18. Oto idziem do Hyjerusalem, á syn człowiéczy będzie Biskupum i doktorum wydán i skáżą ji na śmierć

19. i podadz{ą} go poganum na pośmiéwanié, na biczowanié i na ukrzyżowanié, a trzecié(go) dnia wstanié zasię.

20. Tedy przyszła k niemu, matka synow Zebedeuszowych z syny swojęmi, dając mu chwałę i prosząc nieco od niego.

21. A on jéj powiedziáł, cze(go) chcesz?

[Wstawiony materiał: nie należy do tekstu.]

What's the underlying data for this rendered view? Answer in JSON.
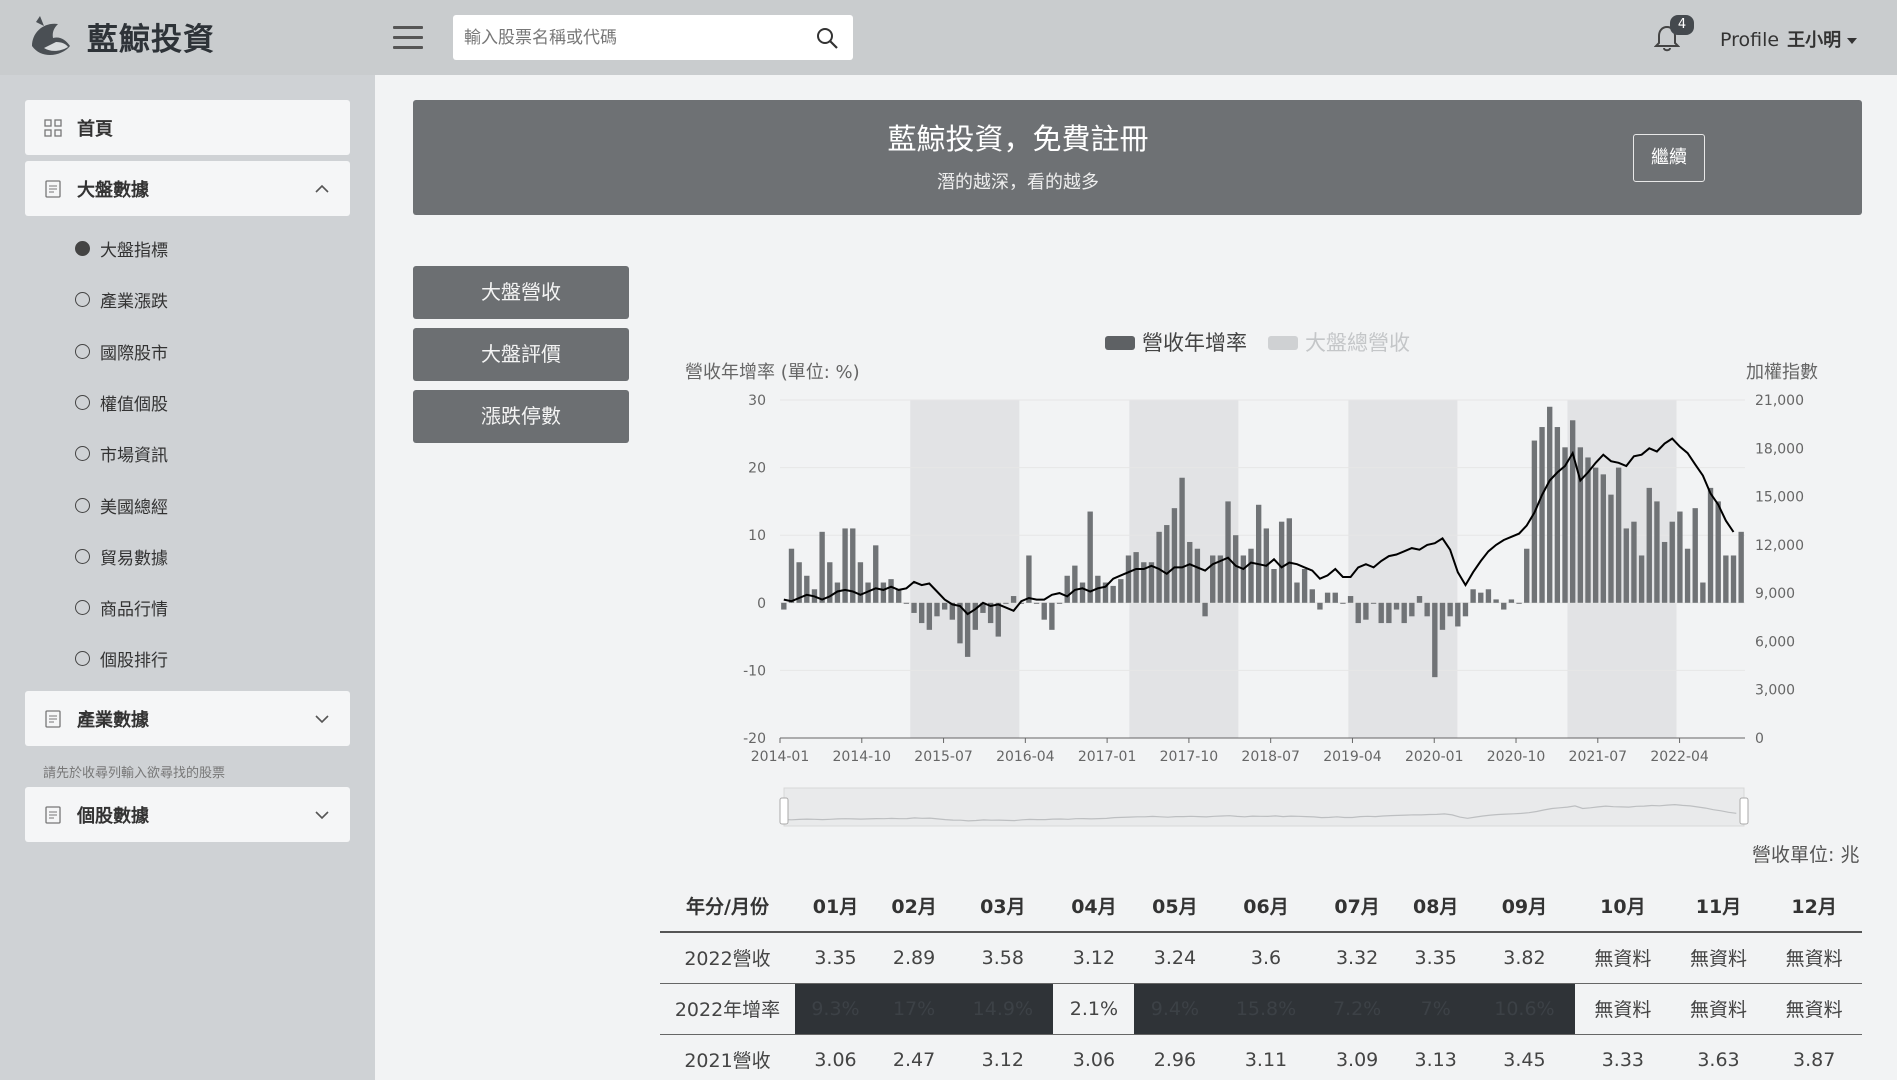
{
  "header": {
    "brand": "藍鯨投資",
    "search_placeholder": "輸入股票名稱或代碼",
    "notification_count": "4",
    "profile_alt": "Profile",
    "user_name": "王小明"
  },
  "sidebar": {
    "home_label": "首頁",
    "market_section_label": "大盤數據",
    "market_items": [
      "大盤指標",
      "產業漲跌",
      "國際股市",
      "權值個股",
      "市場資訊",
      "美國總經",
      "貿易數據",
      "商品行情",
      "個股排行"
    ],
    "industry_section_label": "產業數據",
    "hint": "請先於收尋列輸入欲尋找的股票",
    "stock_section_label": "個股數據"
  },
  "banner": {
    "title": "藍鯨投資，免費註冊",
    "subtitle": "潛的越深，看的越多",
    "button_label": "繼續"
  },
  "tabs": [
    "大盤營收",
    "大盤評價",
    "漲跌停數"
  ],
  "chart_data": {
    "type": "bar",
    "legend": [
      "營收年增率",
      "大盤總營收"
    ],
    "ylabel_left": "營收年增率 (單位: %)",
    "ylabel_right": "加權指數",
    "y_left_ticks": [
      "30",
      "20",
      "10",
      "0",
      "-10",
      "-20"
    ],
    "y_right_ticks": [
      "21,000",
      "18,000",
      "15,000",
      "12,000",
      "9,000",
      "6,000",
      "3,000",
      "0"
    ],
    "ylim_left": [
      -20,
      30
    ],
    "ylim_right": [
      0,
      21000
    ],
    "x_ticks": [
      "2014-01",
      "2014-10",
      "2015-07",
      "2016-04",
      "2017-01",
      "2017-10",
      "2018-07",
      "2019-04",
      "2020-01",
      "2020-10",
      "2021-07",
      "2022-04"
    ],
    "series": [
      {
        "name": "營收年增率",
        "values": [
          -1,
          8,
          6,
          4,
          2,
          10.5,
          6,
          3,
          11,
          11,
          6,
          3,
          8.5,
          3,
          3.5,
          2,
          0,
          -1.5,
          -3,
          -4,
          -2,
          -1,
          -2.5,
          -6,
          -8,
          -4,
          -1.5,
          -3,
          -5,
          0,
          1,
          0,
          7,
          0,
          -2.5,
          -4,
          0,
          4,
          5.5,
          3,
          13.5,
          4,
          3,
          2.5,
          3.5,
          7,
          7.5,
          6,
          6,
          10.5,
          11.5,
          14,
          18.5,
          9,
          8,
          -2,
          7,
          7,
          15,
          10,
          7,
          8,
          14.5,
          11,
          5,
          12,
          12.5,
          3,
          5,
          2,
          -1,
          1.5,
          1.5,
          0,
          1,
          -3,
          -2.5,
          0,
          -3,
          -3,
          -1,
          -3,
          -2,
          1,
          -2,
          -11,
          -4,
          -2,
          -3.5,
          -2,
          2,
          1.5,
          2,
          0.5,
          -1,
          0.5,
          0,
          8,
          24,
          26,
          29,
          26,
          23,
          27,
          23,
          21.5,
          20,
          19,
          16,
          20,
          11,
          12,
          7,
          17,
          15,
          9,
          12,
          13.5,
          8,
          14,
          3,
          17,
          15,
          7,
          7,
          10.5
        ]
      },
      {
        "name": "加權指數",
        "values": [
          8600,
          8500,
          8700,
          8900,
          8800,
          8600,
          8800,
          9100,
          9200,
          9100,
          8900,
          9100,
          9300,
          9200,
          9400,
          9200,
          9300,
          9700,
          9500,
          9600,
          9100,
          8600,
          8300,
          8200,
          7700,
          8000,
          8400,
          8200,
          8300,
          8100,
          7900,
          8500,
          8700,
          8600,
          8600,
          8900,
          9000,
          8800,
          9200,
          9300,
          9100,
          9300,
          9400,
          9900,
          10100,
          10300,
          10500,
          10500,
          10700,
          10500,
          10200,
          10600,
          10600,
          10800,
          10600,
          10400,
          10800,
          11000,
          11200,
          10700,
          10500,
          10900,
          10800,
          10700,
          11100,
          10600,
          10900,
          10800,
          10600,
          10400,
          9900,
          10100,
          10500,
          10000,
          10000,
          10600,
          10800,
          10600,
          11000,
          11300,
          11400,
          11600,
          11800,
          11700,
          12000,
          12100,
          12400,
          11700,
          10300,
          9500,
          10300,
          11000,
          11600,
          12000,
          12300,
          12500,
          12700,
          13200,
          14000,
          15100,
          16000,
          16500,
          16900,
          17700,
          16000,
          16500,
          17100,
          17600,
          17200,
          17100,
          16900,
          17500,
          17600,
          18000,
          17800,
          18300,
          18600,
          18100,
          17700,
          17000,
          16300,
          15200,
          14500,
          13500,
          12800
        ]
      }
    ]
  },
  "unit_note": "營收單位: 兆",
  "table": {
    "headers": [
      "年分/月份",
      "01月",
      "02月",
      "03月",
      "04月",
      "05月",
      "06月",
      "07月",
      "08月",
      "09月",
      "10月",
      "11月",
      "12月"
    ],
    "row_2022_rev": [
      "2022營收",
      "3.35",
      "2.89",
      "3.58",
      "3.12",
      "3.24",
      "3.6",
      "3.32",
      "3.35",
      "3.82",
      "無資料",
      "無資料",
      "無資料"
    ],
    "row_2022_growth": [
      "2022年增率",
      "9.3%",
      "17%",
      "14.9%",
      "2.1%",
      "9.4%",
      "15.8%",
      "7.2%",
      "7%",
      "10.6%",
      "無資料",
      "無資料",
      "無資料"
    ],
    "row_2021_rev": [
      "2021營收",
      "3.06",
      "2.47",
      "3.12",
      "3.06",
      "2.96",
      "3.11",
      "3.09",
      "3.13",
      "3.45",
      "3.33",
      "3.63",
      "3.87"
    ]
  },
  "colors": {
    "bar": "#707376",
    "line": "#000000",
    "band": "#e2e3e5",
    "dark_cell": "#2f3337"
  }
}
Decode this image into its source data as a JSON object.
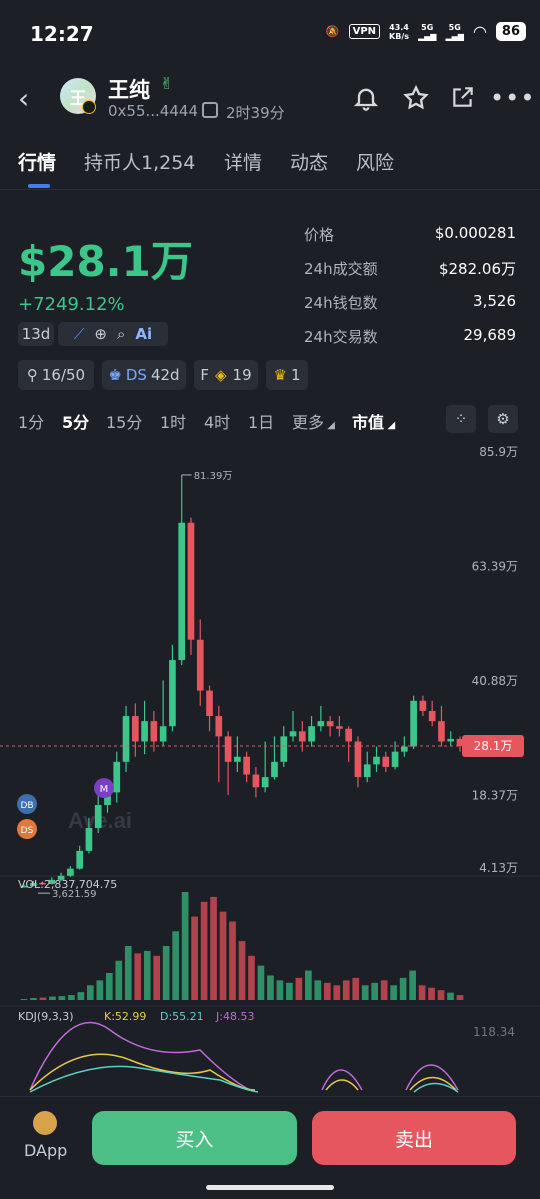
{
  "status_bar": {
    "time": "12:27",
    "vpn": "VPN",
    "net_speed_top": "43.4",
    "net_speed_bottom": "KB/s",
    "sig1": "5G",
    "sig2": "5G",
    "battery": "86"
  },
  "token": {
    "avatar_char": "王",
    "name": "王纯",
    "address": "0x55...4444",
    "age": "2时39分"
  },
  "tabs": [
    "行情",
    "持币人1,254",
    "详情",
    "动态",
    "风险"
  ],
  "summary": {
    "market_cap": "$28.1万",
    "change": "+7249.12%",
    "age_chip": "13d",
    "stats": [
      {
        "label": "价格",
        "value": "$0.000281"
      },
      {
        "label": "24h成交额",
        "value": "$282.06万"
      },
      {
        "label": "24h钱包数",
        "value": "3,526"
      },
      {
        "label": "24h交易数",
        "value": "29,689"
      }
    ],
    "badges": {
      "holders": "16/50",
      "ds_label": "DS",
      "ds_value": "42d",
      "f_label": "F",
      "f_value": "19",
      "trophy_value": "1"
    }
  },
  "timeframes": [
    "1分",
    "5分",
    "15分",
    "1时",
    "4时",
    "1日",
    "更多",
    "市值"
  ],
  "chart_data": {
    "type": "candlestick",
    "y_ticks": [
      "85.9万",
      "63.39万",
      "40.88万",
      "18.37万",
      "4.13万"
    ],
    "y_tick_values": [
      85.9,
      63.39,
      40.88,
      18.37,
      4.13
    ],
    "current_label": "28.1万",
    "current_value": 28.1,
    "high_label": "81.39万",
    "high_value": 81.39,
    "low_label": "3,621.59",
    "low_value": 0.362,
    "watermark": "Ave.ai",
    "candles": [
      {
        "o": 0.4,
        "c": 0.6,
        "h": 0.9,
        "l": 0.36
      },
      {
        "o": 0.6,
        "c": 1.2,
        "h": 1.6,
        "l": 0.5
      },
      {
        "o": 1.2,
        "c": 1.0,
        "h": 1.5,
        "l": 0.8
      },
      {
        "o": 1.0,
        "c": 1.8,
        "h": 2.3,
        "l": 0.9
      },
      {
        "o": 1.8,
        "c": 2.6,
        "h": 3.2,
        "l": 1.6
      },
      {
        "o": 2.6,
        "c": 4.0,
        "h": 4.5,
        "l": 2.4
      },
      {
        "o": 4.0,
        "c": 7.5,
        "h": 8.5,
        "l": 3.8
      },
      {
        "o": 7.5,
        "c": 12.0,
        "h": 14.0,
        "l": 7.0
      },
      {
        "o": 12.0,
        "c": 16.5,
        "h": 18.5,
        "l": 11.0
      },
      {
        "o": 16.5,
        "c": 19.0,
        "h": 21.0,
        "l": 15.0
      },
      {
        "o": 19.0,
        "c": 25.0,
        "h": 27.0,
        "l": 17.0
      },
      {
        "o": 25.0,
        "c": 34.0,
        "h": 36.0,
        "l": 23.0
      },
      {
        "o": 34.0,
        "c": 29.0,
        "h": 36.5,
        "l": 26.0
      },
      {
        "o": 29.0,
        "c": 33.0,
        "h": 37.0,
        "l": 26.5
      },
      {
        "o": 33.0,
        "c": 29.0,
        "h": 35.0,
        "l": 27.0
      },
      {
        "o": 29.0,
        "c": 32.0,
        "h": 41.0,
        "l": 28.0
      },
      {
        "o": 32.0,
        "c": 45.0,
        "h": 48.0,
        "l": 31.0
      },
      {
        "o": 45.0,
        "c": 72.0,
        "h": 81.39,
        "l": 44.0
      },
      {
        "o": 72.0,
        "c": 49.0,
        "h": 73.0,
        "l": 46.0
      },
      {
        "o": 49.0,
        "c": 39.0,
        "h": 53.0,
        "l": 36.0
      },
      {
        "o": 39.0,
        "c": 34.0,
        "h": 40.0,
        "l": 31.0
      },
      {
        "o": 34.0,
        "c": 30.0,
        "h": 36.0,
        "l": 21.0
      },
      {
        "o": 30.0,
        "c": 25.0,
        "h": 31.0,
        "l": 18.5
      },
      {
        "o": 25.0,
        "c": 26.0,
        "h": 30.0,
        "l": 23.0
      },
      {
        "o": 26.0,
        "c": 22.5,
        "h": 27.0,
        "l": 21.0
      },
      {
        "o": 22.5,
        "c": 20.0,
        "h": 24.0,
        "l": 18.0
      },
      {
        "o": 20.0,
        "c": 22.0,
        "h": 29.0,
        "l": 19.0
      },
      {
        "o": 22.0,
        "c": 25.0,
        "h": 30.0,
        "l": 21.5
      },
      {
        "o": 25.0,
        "c": 30.0,
        "h": 32.0,
        "l": 24.0
      },
      {
        "o": 30.0,
        "c": 31.0,
        "h": 35.0,
        "l": 29.0
      },
      {
        "o": 31.0,
        "c": 29.0,
        "h": 33.0,
        "l": 27.0
      },
      {
        "o": 29.0,
        "c": 32.0,
        "h": 34.0,
        "l": 28.0
      },
      {
        "o": 32.0,
        "c": 33.0,
        "h": 36.0,
        "l": 31.0
      },
      {
        "o": 33.0,
        "c": 32.0,
        "h": 34.0,
        "l": 30.0
      },
      {
        "o": 32.0,
        "c": 31.5,
        "h": 34.0,
        "l": 30.0
      },
      {
        "o": 31.5,
        "c": 29.0,
        "h": 32.0,
        "l": 25.0
      },
      {
        "o": 29.0,
        "c": 22.0,
        "h": 30.0,
        "l": 20.0
      },
      {
        "o": 22.0,
        "c": 24.5,
        "h": 27.0,
        "l": 21.0
      },
      {
        "o": 24.5,
        "c": 26.0,
        "h": 28.0,
        "l": 23.0
      },
      {
        "o": 26.0,
        "c": 24.0,
        "h": 27.0,
        "l": 23.0
      },
      {
        "o": 24.0,
        "c": 27.0,
        "h": 29.0,
        "l": 23.5
      },
      {
        "o": 27.0,
        "c": 28.0,
        "h": 30.0,
        "l": 26.0
      },
      {
        "o": 28.0,
        "c": 37.0,
        "h": 38.0,
        "l": 27.5
      },
      {
        "o": 37.0,
        "c": 35.0,
        "h": 38.0,
        "l": 34.0
      },
      {
        "o": 35.0,
        "c": 33.0,
        "h": 37.0,
        "l": 32.0
      },
      {
        "o": 33.0,
        "c": 29.0,
        "h": 36.0,
        "l": 28.0
      },
      {
        "o": 29.0,
        "c": 29.5,
        "h": 31.0,
        "l": 28.0
      },
      {
        "o": 29.5,
        "c": 28.1,
        "h": 30.0,
        "l": 27.0
      }
    ],
    "volume_label": "VOL:2,837,704.75",
    "volume": [
      2,
      4,
      5,
      7,
      8,
      10,
      16,
      30,
      40,
      55,
      80,
      110,
      95,
      100,
      90,
      110,
      140,
      220,
      170,
      200,
      210,
      180,
      160,
      120,
      90,
      70,
      50,
      40,
      35,
      45,
      60,
      40,
      35,
      30,
      40,
      45,
      30,
      35,
      40,
      30,
      45,
      60,
      30,
      25,
      20,
      15,
      10
    ],
    "kdj_label": "KDJ(9,3,3)",
    "kdj": {
      "K": "K:52.99",
      "D": "D:55.21",
      "J": "J:48.53"
    },
    "kdj_top": "118.34"
  },
  "colors": {
    "up": "#3cc68a",
    "down": "#e5565f",
    "accent": "#3f7ff0",
    "bg": "#1c1f26"
  },
  "actions": {
    "dapp": "DApp",
    "buy": "买入",
    "sell": "卖出"
  }
}
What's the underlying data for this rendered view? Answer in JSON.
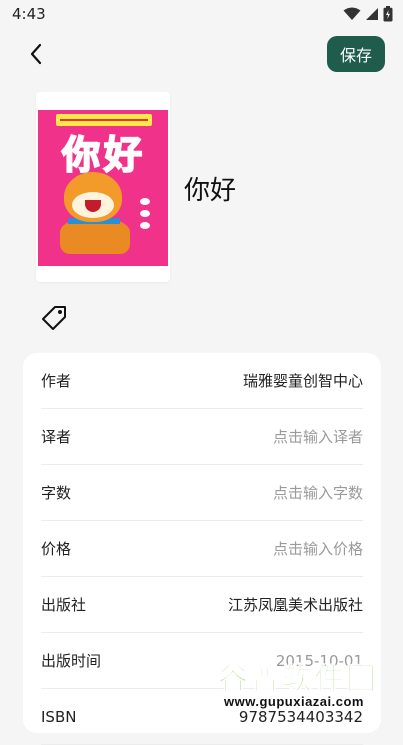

Rzecze mu niecháj by ci to dwa synowie moi siedzieli, jeden po prawyj ręce twojéj a drugi po lewyj w krolestwie twojem.

22. A Jesus odpowiedając rzekł, nie wiecie cze(go) prosicie, Możecie pić kielich ktory já będę pił, i chrsztem ktorem mnie chrczą być ochrczeni? Powiedzą mu, możemy,

23. I rzecze im, kielich_ci mó<j> pić będziecie i chrsztem ktorem mnie chrczą będziecie ochrczeni, Leć siedzieć po prawicy mójéj i po lewicy mojéj, nie jest moja rzecz dawać, ale [się tym dostanie] którym jest zgotowano od ojca mojego.

24. Co gdy dziesięć usłyszało, rozgniewali się na dwu bratu,

25. A Jesus wezwawszy ich rzekł jem, wiécie że przełożeni narodów pogańskich panują nad temi to národami, a ci ktorzy wielcy są, mocy nad niemi używają.

26. Nie tak będzie miedzy wami, ale kto by chciał miedzy wami wielkiem być, niech będzie na posłudze waszyj

27. I któ by chciał być miedzy wami pierwszem, niechaj będzie sługą waszem,

28. Jako syn człowieczy nie przyszedł áby mu służono, ale żeby służył i dał żywot swoj, okup za wielé ich.

29. A gdy oni wychodzili z Hyjericho, szła za niem wielká rzészá.

30. A oto dwa niewidomi, siedząc nade drogą, gdy usłyszeli że Jesus mimo nie idzie zawołali rzeknąc, Zmiłuj się nad nad nami panie, synu Dawidow.

31. A rzészá gromiła jé aby milczeli, Leć oni [tem] więcyj wołali, rzeknąc, Zmiłuj się nad nami, panie synu Dawidow,

32. A stanąwszy Jesus zawołał ich i rzekł Cze(go) chcecie abych wam uczynił?

33. Rzekną mu, Panie aby się otworzyły oczy naszé,

34. A Jesus ulitowáwszy się dotknął się oczu ich, a natychmiást przejrzały ich oczy i są poszli za niem.